Learning to Represent Audio: From Understanding to Guiding
By Changhong Wang

Changhong Wang will give a talk on Learning to Represent Audio: From Understanding to Guiding

Abstract

Humans can recognize complex sounds instantly, such as distinguishing between musical instruments or identifying voices in challenging conditions—abilities grounded in the architecture of the auditory system. But how can this capability be exploited to enable richer integration of audio with other modalities in the AI-immersive era? This talk presents collaborative work on audio representation learning, spanning from perceptually inspired representations to deep learning models. We introduce computational surrogates that serve as versatile frontends for audio classification and as differentiable models for time-frequency analysis. These models align with auditory perception and the physical attributes in sound production, validated using explainable AI (XAI) techniques. With the emergence of foundation models, we propose methods to quantify the sensitivity of pre-trained audio embeddings, and introduce strategies to improve their robustness and generalization.
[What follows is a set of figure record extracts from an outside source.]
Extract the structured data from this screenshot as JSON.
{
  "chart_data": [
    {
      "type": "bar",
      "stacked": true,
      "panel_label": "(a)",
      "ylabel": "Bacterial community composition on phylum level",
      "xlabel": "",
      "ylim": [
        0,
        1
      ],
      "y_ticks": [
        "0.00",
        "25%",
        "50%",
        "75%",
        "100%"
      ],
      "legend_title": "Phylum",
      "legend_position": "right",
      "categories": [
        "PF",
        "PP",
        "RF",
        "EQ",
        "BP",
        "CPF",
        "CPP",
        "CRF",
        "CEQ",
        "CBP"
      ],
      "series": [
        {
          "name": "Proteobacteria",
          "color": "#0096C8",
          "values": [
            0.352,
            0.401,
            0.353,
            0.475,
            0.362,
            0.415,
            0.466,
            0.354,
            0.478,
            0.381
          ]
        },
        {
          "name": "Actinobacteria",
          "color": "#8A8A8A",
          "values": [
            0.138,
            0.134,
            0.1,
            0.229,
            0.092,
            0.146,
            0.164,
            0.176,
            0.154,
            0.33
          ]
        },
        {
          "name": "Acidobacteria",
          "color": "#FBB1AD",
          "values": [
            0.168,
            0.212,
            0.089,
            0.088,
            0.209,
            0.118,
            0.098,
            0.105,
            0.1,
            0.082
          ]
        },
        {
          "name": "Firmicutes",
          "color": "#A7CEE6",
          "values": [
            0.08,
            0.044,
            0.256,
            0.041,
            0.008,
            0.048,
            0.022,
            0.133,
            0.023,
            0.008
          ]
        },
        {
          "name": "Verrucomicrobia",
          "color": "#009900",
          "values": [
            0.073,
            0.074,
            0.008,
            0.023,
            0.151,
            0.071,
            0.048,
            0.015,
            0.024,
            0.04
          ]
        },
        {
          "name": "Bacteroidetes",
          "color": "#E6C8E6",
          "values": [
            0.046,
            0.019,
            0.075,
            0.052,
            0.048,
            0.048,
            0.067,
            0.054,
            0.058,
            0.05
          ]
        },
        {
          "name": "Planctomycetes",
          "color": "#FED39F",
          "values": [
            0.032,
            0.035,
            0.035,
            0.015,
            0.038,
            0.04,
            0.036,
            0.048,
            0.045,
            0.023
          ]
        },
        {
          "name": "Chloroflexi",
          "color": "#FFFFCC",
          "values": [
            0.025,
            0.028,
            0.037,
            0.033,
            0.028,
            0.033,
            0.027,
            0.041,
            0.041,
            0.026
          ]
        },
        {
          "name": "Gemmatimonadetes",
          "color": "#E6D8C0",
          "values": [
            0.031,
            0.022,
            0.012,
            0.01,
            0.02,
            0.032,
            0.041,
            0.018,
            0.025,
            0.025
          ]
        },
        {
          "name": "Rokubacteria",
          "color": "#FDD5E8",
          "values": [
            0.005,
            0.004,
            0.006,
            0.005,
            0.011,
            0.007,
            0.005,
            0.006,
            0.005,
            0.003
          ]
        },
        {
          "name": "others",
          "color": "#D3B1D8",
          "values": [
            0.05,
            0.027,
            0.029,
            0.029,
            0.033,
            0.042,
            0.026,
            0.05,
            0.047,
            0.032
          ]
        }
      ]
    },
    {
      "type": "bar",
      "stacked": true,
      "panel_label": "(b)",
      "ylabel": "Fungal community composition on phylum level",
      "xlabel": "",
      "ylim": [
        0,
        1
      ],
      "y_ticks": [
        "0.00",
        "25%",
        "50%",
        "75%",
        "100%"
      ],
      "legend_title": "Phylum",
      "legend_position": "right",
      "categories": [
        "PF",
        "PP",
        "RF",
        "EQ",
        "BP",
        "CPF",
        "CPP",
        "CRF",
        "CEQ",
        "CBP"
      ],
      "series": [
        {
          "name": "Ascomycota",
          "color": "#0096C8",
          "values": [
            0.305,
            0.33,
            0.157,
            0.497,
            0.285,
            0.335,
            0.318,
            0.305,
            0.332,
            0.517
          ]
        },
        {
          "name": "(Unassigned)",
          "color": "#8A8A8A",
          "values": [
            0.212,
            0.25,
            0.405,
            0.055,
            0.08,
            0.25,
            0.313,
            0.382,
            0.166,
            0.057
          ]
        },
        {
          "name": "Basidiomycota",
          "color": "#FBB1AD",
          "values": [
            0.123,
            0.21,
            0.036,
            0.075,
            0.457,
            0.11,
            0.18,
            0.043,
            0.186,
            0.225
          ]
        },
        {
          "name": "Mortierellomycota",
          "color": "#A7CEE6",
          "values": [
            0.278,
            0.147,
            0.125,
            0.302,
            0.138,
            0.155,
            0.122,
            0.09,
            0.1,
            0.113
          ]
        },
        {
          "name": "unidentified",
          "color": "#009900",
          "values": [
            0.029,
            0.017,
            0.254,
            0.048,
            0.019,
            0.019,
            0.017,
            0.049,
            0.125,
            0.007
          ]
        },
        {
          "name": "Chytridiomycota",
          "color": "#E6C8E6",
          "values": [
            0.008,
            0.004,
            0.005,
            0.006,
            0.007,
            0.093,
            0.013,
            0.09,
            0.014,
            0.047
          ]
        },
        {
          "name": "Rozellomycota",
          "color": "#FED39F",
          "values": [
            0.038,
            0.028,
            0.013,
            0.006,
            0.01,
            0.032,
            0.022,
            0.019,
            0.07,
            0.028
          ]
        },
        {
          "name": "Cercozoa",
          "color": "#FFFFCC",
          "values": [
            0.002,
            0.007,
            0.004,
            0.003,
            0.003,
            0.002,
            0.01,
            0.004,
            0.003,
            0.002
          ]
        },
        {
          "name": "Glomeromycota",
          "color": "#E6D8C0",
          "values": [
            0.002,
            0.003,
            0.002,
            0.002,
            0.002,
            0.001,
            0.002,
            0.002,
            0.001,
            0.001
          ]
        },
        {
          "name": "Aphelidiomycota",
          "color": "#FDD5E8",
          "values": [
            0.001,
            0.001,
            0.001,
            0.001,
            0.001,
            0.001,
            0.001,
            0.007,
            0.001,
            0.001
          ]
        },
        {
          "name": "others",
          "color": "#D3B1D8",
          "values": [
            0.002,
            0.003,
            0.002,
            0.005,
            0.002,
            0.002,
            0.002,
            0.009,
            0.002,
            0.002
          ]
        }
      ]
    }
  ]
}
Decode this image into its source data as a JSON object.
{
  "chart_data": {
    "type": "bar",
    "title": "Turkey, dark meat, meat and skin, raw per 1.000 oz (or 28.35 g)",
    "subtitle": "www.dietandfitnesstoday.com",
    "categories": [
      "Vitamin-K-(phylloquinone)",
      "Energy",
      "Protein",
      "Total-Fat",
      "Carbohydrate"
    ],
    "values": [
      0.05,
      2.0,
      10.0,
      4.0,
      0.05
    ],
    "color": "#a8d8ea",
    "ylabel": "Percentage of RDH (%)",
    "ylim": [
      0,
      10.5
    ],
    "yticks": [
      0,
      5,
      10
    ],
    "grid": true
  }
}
By leveraging these insights, we propose pathways toward knowledge-driven representation learning and multimodal fusion, with applications in music generation and lyrics retrieval.

Biography

Changhong Wang is a postdoc researcher in the Audio Data Analysis and Signal Processing (ADASP) group at Télécom Paris. She received her PhD in 2021 from the Centre for Digital Music at Queen Mary University of London. Her research focuses on audio-centred multimodal representation learning, particularly from the perspectives of interpretability and knowledge-driven deep learning. Changhong has served as a regular reviewer for conferences such as ICASSP and ISMIR since 2020, and occasionally for journals like TASLP. She actively supports the research community through various academic activities.